Complement to patient care
The farms have partnerships inside the hospitals as well. The hospitals' electronic medical records have a referral path to the farms. So, for example, a doctor could direct patients newly diagnosed with diabetes to the farm for some fresh produce and a lesson on what foods they should consider including in their diet and how to prepare those foods.


Liz Tylander, manager of the farm at St. Joseph Mercy Ann Arbor in Michigan, moves a crate of fresh produce for delivery to the hospital as part of a program that provides fresh produce to patients.
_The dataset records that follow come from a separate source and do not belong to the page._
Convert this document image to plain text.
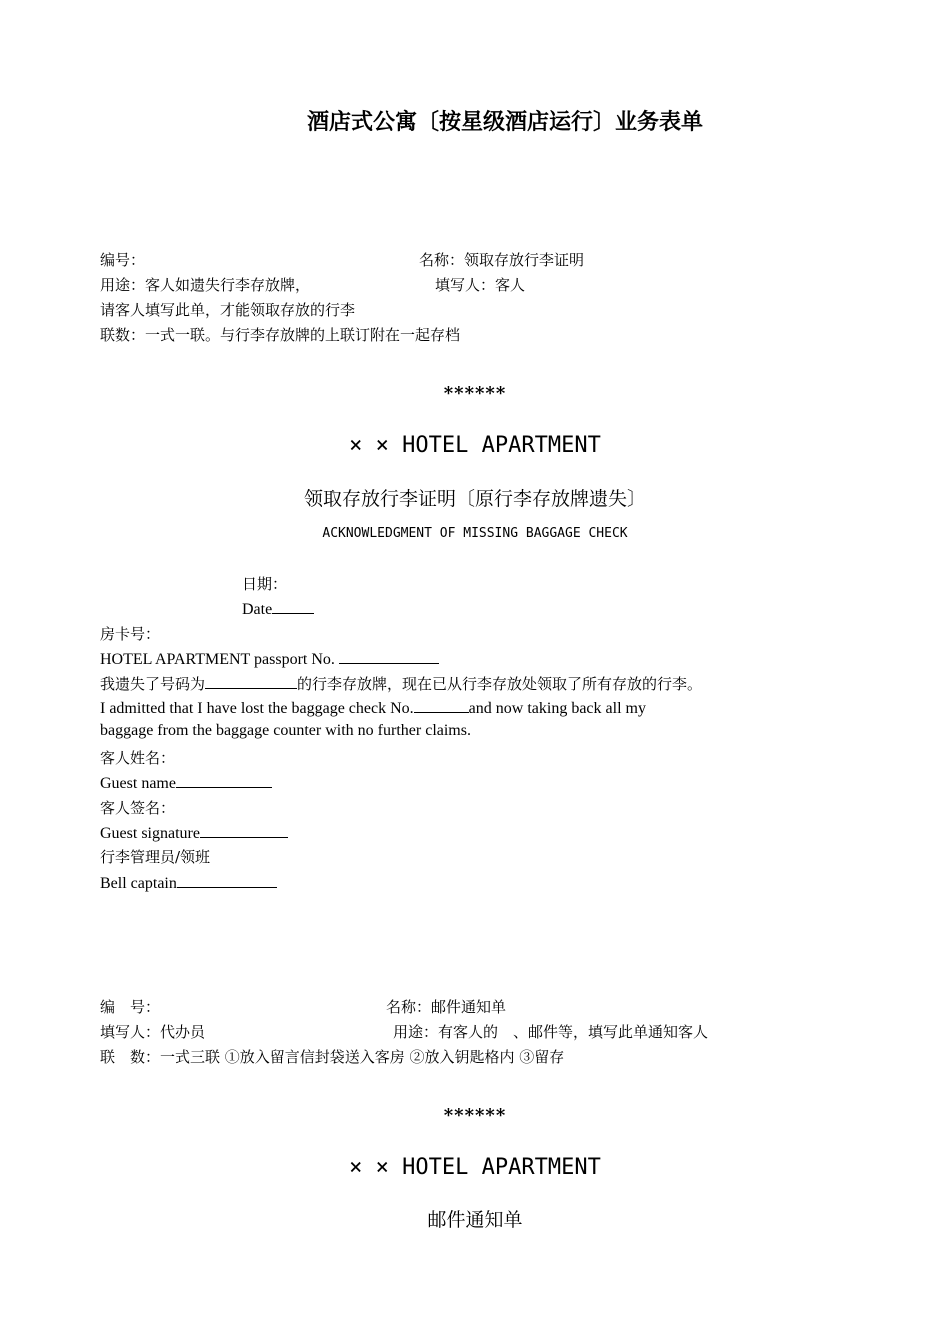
酒店式公寓〔按星级酒店运行〕业务表单
编号：	名称：领取存放行李证明
用途：客人如遗失行李存放牌，	填写人：客人
请客人填写此单，才能领取存放的行李
联数：一式一联。与行李存放牌的上联订附在一起存档
******
× × HOTEL APARTMENT
领取存放行李证明〔原行李存放牌遗失〕
ACKNOWLEDGMENT OF MISSING BAGGAGE CHECK
日期：
Date
房卡号：
HOTEL APARTMENT passport No.
我遗失了号码为	的行李存放牌，现在已从行李存放处领取了所有存放的行李。
I admitted that I have lost the baggage check No.	and now taking back all my
baggage from the baggage counter with no further claims.
客人姓名：
Guest name
客人签名：
Guest signature
行李管理员/领班
Bell captain
编　号：	名称：邮件通知单
填写人：代办员	用途：有客人的　、邮件等，填写此单通知客人
联　数：一式三联 ①放入留言信封袋送入客房 ②放入钥匙格内 ③留存
******
× × HOTEL APARTMENT
邮件通知单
In 2020, the farm donated more than 6,300 pounds of produce to 3,600 medical workers and 1,300 patients.
Detroit Free Press/Kimberly P. Mitchell

At St. Joe's Oakland, the hospital's inpatient rehabilitation team huddled with the farm staff over the summer to discuss creating garden spaces where patients can perform tasks such as planting and pruning as part of their therapy.

The Ann Arbor farm already has a similar program for patients with traumatic brain injuries. That farm also has a wheelchair-accessible hoop house, or indoor growing space, where patients and clinicians can garden.

Sweetman hopes to soon partner with community groups to assemble and deliver "good food boxes" to patients who have chronic health conditions and are food insecure. The deliveries would come every other week and include a bag of locally grown produce and a box of pantry staples.

While each farm has a small paid staff who oversee the agricultural work and related programs, Sweetman says they welcome and rely on volunteers from within the hospitals and their communities. And while the farms have gotten seed money through grants from Trinity Health, they rely on community support for funding.

Mission alignment
The St. Joe's Oakland farm is in the footprint of a patient tower that was torn down several years ago. Striebich says the farm and gardens are part of a deliberate effort in recent years to create a rejuvenating environment in and around the hospital.

"We've largely rebuilt the campus and the notion of creating sacred spaces that people can heal in has been kind of a guiding principle," she says.

Striebich says the farm and the programs it supports align with needs identified in community benefit assessments, such as food insecurity, and deliver on the mission of Trinity Health to be a transforming healing presence in the communities it serves.

"I believe in the idea of a traditional hospital becoming a partner in keeping people healthy and, frankly, out of the hospital," she says. "It is different and energizing and unique and yet consistent with our mission and vision as a Catholic health care system."